Naik ke kelas 11, saya mengimbangi kegiatan akademik dengan beberapa kegiatan non akademik berupa lomba, ekstrakurikuler, dan webinar. Di tengah kesibukan tersebut, saya tetap berusaha untuk dapat membagi waktu di kegiatan akademik. Alhamdulillah, usaha dan doa saya berbuah manis. Selama semester satu hingga semester tiga saya mendapatkan peringkat satu di kelas maupun di angkatan. Tibalah semester empat, dimana peringkat saya turun menjadi peringkat dua. Wajar saja, semester empat merupakan semester tersibuk bagi saya. Olimpiade kimia, lomba MTQ (Musabaqah Tilawatil Qur’an), hingga program kerja organisasi memenuhi pikiran saya pada saat itu. Sampai akhirnya tubuh saya terserang penyakit tifus dan demam berdarah yang mengharuskan saya untuk dirawat inap kurang lebih lima hari sebelum periode ujian semester. Prinsip saya, belajar itu bisa kapanpun dan dimanapun. Di rumah sakit, dengan tangan yang terinfus, saya tetap mengikuti pembelajaran melalui Zoom Meeting dan bertanya sekaligus berdiskusi dengan teman mengenai materi yang akan diujikan. Belajar di rumah sakit merupakan salah satu perjuangan yang tak akan pernah saya lupakan di kelas 11.

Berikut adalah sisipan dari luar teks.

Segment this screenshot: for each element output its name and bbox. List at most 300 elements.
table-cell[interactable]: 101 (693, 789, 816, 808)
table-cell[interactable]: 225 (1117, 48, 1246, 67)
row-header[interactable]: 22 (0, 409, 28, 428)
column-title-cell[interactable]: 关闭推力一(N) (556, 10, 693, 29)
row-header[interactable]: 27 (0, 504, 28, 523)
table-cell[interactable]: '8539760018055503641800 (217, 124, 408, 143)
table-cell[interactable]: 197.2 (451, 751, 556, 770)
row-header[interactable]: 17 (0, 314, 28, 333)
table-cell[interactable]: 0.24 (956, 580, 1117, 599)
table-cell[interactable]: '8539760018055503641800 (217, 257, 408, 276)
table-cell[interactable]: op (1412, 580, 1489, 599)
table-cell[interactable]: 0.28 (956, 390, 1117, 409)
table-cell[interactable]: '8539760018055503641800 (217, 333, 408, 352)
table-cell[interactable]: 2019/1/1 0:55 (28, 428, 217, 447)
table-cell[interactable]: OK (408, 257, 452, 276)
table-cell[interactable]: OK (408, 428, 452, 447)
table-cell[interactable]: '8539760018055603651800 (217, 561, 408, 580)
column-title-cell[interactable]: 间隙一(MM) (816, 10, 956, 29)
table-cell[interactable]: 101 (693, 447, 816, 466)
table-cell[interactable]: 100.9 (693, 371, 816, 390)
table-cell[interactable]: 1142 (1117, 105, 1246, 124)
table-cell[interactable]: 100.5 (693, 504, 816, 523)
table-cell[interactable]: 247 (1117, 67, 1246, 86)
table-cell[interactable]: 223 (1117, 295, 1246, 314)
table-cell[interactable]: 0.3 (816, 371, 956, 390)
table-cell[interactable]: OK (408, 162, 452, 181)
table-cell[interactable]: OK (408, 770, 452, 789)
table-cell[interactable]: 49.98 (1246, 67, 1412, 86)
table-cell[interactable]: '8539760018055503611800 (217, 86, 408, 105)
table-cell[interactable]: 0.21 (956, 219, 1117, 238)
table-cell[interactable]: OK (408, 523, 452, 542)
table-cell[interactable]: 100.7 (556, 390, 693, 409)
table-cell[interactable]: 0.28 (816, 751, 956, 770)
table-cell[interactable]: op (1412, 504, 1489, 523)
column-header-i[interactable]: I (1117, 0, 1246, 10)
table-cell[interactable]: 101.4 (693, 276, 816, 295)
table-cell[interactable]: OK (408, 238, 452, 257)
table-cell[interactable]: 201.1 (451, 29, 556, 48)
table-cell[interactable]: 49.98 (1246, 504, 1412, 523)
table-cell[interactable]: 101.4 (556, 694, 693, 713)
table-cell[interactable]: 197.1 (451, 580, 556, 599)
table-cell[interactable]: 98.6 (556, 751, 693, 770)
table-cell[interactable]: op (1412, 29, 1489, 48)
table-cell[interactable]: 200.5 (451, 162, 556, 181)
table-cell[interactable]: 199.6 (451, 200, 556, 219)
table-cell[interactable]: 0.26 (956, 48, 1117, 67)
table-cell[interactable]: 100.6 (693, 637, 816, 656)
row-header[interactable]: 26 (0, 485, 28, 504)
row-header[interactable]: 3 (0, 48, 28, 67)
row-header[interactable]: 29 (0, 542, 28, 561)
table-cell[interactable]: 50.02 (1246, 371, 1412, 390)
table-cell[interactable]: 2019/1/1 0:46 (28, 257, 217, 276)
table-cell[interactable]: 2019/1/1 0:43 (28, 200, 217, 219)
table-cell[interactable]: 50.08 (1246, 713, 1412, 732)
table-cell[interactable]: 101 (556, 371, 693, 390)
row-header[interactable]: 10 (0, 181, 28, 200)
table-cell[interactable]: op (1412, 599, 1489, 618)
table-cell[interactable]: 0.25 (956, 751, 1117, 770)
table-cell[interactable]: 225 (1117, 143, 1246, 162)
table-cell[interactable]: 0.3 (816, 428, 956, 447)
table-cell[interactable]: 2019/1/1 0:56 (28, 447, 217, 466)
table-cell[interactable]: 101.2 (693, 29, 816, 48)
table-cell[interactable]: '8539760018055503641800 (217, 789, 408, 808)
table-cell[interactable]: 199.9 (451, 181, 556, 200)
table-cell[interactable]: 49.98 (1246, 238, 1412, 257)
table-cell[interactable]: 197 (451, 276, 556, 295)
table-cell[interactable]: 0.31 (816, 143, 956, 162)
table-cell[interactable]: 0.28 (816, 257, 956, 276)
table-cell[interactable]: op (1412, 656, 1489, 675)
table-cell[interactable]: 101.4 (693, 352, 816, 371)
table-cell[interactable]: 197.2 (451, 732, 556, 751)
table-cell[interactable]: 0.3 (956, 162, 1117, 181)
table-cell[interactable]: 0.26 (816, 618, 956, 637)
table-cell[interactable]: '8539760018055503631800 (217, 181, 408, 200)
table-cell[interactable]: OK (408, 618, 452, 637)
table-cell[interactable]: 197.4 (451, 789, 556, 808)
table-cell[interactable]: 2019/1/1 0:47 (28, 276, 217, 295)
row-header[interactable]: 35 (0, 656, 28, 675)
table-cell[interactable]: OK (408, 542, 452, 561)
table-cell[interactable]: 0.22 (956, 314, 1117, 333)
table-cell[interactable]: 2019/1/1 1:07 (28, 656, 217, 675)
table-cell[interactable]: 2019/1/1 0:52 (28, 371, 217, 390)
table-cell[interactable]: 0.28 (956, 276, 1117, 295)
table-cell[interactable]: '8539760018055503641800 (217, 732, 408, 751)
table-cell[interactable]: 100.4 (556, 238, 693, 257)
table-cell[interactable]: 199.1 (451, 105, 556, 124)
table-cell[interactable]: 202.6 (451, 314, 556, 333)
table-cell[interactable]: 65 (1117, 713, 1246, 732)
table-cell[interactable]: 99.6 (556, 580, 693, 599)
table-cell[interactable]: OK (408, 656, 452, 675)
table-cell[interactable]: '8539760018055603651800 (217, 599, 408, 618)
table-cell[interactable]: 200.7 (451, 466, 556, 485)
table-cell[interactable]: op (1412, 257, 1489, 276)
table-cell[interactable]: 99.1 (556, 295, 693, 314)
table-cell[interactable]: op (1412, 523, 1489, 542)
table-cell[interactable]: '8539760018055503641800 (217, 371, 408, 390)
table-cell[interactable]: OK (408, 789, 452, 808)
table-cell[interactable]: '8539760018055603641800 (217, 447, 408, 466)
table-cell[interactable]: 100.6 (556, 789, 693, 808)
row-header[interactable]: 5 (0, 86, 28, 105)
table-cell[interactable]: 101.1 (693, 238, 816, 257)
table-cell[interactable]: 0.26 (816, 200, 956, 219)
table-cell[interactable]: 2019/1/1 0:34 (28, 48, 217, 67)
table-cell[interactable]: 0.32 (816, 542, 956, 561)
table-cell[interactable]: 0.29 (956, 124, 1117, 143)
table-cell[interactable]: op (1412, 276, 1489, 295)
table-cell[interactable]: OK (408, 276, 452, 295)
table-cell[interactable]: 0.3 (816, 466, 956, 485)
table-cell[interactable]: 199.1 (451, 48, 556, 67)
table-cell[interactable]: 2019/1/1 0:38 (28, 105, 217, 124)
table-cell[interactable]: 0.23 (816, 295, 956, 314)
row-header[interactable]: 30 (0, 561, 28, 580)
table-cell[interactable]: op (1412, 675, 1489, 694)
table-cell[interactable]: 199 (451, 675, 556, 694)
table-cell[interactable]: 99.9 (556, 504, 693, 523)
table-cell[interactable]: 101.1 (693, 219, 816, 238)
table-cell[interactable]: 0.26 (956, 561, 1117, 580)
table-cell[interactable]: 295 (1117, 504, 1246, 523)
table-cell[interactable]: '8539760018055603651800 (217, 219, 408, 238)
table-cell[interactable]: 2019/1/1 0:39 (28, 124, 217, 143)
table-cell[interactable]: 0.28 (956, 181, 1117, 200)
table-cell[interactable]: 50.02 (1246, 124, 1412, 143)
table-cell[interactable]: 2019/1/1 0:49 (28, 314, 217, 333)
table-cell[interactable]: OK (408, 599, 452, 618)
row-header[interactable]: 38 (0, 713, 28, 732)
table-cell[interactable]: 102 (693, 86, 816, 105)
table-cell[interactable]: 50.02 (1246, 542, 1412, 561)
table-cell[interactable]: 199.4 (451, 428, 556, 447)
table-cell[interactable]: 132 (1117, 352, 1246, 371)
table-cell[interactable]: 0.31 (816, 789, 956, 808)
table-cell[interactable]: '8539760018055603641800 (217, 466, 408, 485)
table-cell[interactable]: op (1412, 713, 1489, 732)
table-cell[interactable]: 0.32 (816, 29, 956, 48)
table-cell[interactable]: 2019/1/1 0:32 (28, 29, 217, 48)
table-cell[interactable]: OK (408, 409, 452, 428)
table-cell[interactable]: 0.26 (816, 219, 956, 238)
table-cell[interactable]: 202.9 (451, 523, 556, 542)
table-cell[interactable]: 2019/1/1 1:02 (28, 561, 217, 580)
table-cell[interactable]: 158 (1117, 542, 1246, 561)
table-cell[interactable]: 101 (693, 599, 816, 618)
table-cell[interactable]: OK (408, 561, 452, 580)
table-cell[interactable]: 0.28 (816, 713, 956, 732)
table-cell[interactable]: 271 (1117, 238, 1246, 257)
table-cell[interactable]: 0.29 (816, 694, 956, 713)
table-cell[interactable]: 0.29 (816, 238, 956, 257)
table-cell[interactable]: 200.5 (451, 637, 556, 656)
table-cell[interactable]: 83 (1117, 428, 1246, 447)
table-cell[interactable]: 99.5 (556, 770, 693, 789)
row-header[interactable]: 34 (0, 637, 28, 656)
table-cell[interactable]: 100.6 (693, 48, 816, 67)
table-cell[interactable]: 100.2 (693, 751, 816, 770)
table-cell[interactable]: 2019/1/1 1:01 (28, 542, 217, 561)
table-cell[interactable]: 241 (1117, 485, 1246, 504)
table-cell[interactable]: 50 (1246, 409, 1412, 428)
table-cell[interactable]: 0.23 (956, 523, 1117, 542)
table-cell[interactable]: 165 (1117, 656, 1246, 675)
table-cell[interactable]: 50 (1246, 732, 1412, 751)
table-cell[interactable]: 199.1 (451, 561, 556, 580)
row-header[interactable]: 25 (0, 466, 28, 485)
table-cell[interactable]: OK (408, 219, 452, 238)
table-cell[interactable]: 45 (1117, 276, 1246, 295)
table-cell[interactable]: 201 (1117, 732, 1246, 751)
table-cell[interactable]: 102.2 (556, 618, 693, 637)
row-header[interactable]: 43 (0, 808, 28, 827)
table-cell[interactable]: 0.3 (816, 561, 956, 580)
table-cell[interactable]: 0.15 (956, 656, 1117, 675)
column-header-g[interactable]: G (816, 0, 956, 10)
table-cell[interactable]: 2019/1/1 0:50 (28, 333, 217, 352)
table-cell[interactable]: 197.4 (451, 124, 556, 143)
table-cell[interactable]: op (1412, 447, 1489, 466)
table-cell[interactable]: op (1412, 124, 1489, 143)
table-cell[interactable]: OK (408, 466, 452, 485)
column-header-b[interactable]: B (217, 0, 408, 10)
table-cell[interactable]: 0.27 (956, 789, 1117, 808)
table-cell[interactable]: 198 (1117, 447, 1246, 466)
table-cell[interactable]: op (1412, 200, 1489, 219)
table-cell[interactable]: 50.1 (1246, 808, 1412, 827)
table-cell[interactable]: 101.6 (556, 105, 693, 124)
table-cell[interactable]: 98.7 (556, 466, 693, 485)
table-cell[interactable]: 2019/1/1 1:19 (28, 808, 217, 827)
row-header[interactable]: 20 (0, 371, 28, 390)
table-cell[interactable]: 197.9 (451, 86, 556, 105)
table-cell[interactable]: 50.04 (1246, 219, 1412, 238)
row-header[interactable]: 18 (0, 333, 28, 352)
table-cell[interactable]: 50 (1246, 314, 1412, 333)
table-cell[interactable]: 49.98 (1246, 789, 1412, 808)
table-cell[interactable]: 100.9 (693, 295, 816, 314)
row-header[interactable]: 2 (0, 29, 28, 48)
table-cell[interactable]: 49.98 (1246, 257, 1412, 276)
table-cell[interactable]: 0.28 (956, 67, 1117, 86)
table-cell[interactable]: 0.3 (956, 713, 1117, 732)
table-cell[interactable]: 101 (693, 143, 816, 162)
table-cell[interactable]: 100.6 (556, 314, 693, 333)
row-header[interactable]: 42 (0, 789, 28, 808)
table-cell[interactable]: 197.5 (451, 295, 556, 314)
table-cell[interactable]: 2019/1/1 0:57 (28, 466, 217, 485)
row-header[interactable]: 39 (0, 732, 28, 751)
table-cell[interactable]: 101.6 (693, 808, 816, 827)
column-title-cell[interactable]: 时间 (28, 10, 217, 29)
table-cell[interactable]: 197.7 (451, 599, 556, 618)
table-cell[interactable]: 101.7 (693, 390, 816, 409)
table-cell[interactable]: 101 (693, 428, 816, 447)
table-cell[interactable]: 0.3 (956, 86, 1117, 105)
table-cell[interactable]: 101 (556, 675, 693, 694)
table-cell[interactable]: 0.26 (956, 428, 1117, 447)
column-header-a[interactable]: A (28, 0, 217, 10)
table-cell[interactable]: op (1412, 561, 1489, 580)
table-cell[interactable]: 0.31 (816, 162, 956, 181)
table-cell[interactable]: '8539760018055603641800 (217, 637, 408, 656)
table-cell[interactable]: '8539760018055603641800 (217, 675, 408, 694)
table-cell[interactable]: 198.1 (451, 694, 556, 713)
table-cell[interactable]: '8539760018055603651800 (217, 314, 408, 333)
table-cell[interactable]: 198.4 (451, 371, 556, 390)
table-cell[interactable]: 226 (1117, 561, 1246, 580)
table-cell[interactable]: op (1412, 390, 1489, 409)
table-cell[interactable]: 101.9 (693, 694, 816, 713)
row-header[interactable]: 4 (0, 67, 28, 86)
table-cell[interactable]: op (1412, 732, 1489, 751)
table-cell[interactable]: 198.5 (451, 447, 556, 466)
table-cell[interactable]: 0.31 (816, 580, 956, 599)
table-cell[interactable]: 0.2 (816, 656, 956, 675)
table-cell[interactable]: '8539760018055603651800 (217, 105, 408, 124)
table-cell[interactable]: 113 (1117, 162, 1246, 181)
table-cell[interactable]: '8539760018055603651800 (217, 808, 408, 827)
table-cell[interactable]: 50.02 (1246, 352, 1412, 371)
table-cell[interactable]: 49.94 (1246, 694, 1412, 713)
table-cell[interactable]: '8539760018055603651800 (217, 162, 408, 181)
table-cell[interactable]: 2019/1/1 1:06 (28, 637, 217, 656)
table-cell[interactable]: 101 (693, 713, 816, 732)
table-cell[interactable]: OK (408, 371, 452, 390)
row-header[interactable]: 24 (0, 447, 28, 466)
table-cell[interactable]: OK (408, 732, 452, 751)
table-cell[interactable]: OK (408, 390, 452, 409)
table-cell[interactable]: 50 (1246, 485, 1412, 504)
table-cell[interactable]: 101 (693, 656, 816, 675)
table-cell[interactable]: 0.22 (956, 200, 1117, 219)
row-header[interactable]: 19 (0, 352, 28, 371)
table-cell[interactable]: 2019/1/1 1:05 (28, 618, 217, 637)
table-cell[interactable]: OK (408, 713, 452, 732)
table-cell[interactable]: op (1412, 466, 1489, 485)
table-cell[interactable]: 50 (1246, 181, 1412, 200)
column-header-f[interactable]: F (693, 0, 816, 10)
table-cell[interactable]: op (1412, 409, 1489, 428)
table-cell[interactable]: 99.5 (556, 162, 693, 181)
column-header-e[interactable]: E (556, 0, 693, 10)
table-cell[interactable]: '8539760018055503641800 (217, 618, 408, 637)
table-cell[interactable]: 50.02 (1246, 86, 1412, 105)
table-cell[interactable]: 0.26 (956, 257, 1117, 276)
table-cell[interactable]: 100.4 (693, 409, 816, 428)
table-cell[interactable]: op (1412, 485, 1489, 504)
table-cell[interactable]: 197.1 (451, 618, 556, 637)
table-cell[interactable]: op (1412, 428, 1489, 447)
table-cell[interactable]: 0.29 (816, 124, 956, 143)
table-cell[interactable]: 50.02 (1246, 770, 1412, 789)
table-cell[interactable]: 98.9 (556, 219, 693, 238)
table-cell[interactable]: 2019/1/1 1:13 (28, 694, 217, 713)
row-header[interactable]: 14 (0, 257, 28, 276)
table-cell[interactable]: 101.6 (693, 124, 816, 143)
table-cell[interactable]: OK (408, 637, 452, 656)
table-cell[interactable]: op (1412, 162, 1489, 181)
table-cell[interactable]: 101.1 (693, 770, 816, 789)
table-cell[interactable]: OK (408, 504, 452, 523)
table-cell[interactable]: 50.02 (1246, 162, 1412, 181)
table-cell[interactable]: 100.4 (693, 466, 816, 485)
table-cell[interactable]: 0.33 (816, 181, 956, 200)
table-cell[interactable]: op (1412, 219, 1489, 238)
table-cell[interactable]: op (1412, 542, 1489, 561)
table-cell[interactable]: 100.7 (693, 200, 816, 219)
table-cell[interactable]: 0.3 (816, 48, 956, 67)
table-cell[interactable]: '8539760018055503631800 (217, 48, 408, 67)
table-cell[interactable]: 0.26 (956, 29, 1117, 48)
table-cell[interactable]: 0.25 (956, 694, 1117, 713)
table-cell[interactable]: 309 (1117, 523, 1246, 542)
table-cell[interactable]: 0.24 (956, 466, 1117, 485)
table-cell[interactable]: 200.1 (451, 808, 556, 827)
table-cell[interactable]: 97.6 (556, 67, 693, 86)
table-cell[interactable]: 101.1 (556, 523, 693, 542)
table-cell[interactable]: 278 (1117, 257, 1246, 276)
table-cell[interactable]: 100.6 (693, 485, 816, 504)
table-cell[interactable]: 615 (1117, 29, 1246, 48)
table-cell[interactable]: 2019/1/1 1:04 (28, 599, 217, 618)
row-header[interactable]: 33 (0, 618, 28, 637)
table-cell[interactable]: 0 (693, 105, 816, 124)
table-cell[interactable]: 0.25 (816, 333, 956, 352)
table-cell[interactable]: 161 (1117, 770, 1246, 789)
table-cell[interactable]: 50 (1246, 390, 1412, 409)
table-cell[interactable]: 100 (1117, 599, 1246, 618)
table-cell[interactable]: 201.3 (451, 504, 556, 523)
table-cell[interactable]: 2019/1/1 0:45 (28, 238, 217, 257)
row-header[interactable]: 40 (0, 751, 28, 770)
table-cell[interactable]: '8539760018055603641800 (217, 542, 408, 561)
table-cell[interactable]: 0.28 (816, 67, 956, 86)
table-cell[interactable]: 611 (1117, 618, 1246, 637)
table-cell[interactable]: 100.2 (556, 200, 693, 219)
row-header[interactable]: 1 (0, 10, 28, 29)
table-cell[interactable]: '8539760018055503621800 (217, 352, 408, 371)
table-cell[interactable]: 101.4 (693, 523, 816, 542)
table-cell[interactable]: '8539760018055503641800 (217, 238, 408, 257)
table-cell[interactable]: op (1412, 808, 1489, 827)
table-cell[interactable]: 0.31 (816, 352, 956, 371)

Naik ke kelas 12, saya mendaftarkan diri ke sebuah lembaga bimbingan belajar untuk mempersiapkan SNBT dan mandiri. Mengingat peringkat saya yang turun di semester empat, saya semakin giat belajar demi mengejar peringkat satu di semester lima sekaligus mempersiapkan kemungkinan terburuk jika ditolak di jalur SNBP. Bak laptop yang dapat menjadi panas akibat dipakai secara terus menerus, di suatu titik saya mengalami burnout akibat terlalu memforsir diri. Tak lama, kejenuhan tersebut hilang setelah saya mendapatkan kata-kata penyemangat dari teman-teman dan tentunya nasihat dari orang tua. Ya, betul. Saya kembali menjadi seorang Mayra yang bercita-cita menjadi dokter pertama di keluarganya.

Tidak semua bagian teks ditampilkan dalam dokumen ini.